The sale of Canadian credit card service provider, CUETS Financial Ltd., to the Bank of America will be of concern. Because of this corporate buyout, many of Canada’s 5 million Credit Union members – some of them CUPE members – won’t have access to credit card services while in Cuba.

“CUETS, now a subsidiary of MBNA Canada Bank, is the dominant MasterCard provider in Canada.
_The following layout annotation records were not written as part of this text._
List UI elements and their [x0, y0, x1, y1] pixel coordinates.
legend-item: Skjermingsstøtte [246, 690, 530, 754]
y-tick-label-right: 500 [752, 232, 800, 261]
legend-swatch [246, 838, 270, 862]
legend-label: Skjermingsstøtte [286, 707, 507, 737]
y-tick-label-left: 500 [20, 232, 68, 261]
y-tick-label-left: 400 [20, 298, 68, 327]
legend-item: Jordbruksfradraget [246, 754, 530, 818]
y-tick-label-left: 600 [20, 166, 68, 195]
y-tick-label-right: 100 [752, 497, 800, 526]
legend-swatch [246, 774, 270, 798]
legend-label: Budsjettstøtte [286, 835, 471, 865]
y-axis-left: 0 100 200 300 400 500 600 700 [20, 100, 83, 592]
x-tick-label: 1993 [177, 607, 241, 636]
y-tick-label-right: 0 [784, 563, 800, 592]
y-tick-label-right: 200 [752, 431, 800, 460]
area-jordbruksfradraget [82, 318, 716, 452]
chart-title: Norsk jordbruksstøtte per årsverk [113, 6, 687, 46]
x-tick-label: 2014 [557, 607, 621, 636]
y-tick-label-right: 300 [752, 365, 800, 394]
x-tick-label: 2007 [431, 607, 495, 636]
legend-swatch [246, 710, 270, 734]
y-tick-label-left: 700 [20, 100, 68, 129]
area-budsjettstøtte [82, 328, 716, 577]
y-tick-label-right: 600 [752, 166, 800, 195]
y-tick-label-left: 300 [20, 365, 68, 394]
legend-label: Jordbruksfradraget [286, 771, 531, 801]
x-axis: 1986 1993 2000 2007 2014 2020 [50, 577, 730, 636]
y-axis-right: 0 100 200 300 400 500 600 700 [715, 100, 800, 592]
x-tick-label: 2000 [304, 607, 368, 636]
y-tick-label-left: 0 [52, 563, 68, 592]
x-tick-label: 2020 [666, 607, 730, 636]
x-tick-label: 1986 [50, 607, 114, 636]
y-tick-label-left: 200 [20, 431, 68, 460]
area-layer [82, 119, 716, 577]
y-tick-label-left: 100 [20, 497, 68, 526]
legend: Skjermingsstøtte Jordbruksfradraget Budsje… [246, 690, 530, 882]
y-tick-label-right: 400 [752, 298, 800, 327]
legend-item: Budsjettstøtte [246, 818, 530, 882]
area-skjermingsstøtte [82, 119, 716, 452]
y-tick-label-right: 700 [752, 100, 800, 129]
With this corporate buyout, CUETS’s Canadian credit card services are subject to U.S. laws that apply to its U.S. parent company,” says a letter to Foreign Minister Maxime Bernier and Industry Minister Jim Prentice.

The 50-year-old U.S. regime of sanctions against Cuba and “laws like the 1992 Cuban Democracy Act and the 1996 Helms-Burton Act, for example, are at odds with Canadian foreign policy,” the letter adds. “This regime prohibits U.S. companies and their subsidiaries from providing financial or other services in Cuba.”

Also of concern, the letter says, is that the buyout represents an erosion of Canadian sovereignty, experienced in a very direct way by ordinary Canadians,” Over 638,000 Canadians travel to Cuba annually and spend more than $579 million. “This is a clear example of the corporate hollowing out of Canadian businesses through foreign takeovers – particularly U.S. takeovers – and in effect an erosion of Canadian sovereignty.”

The letter calls on the Canadian government to end support for the U.S. blockade rather than giving the American Administration more encouragement to further ostracize Cuba and its people from world markets.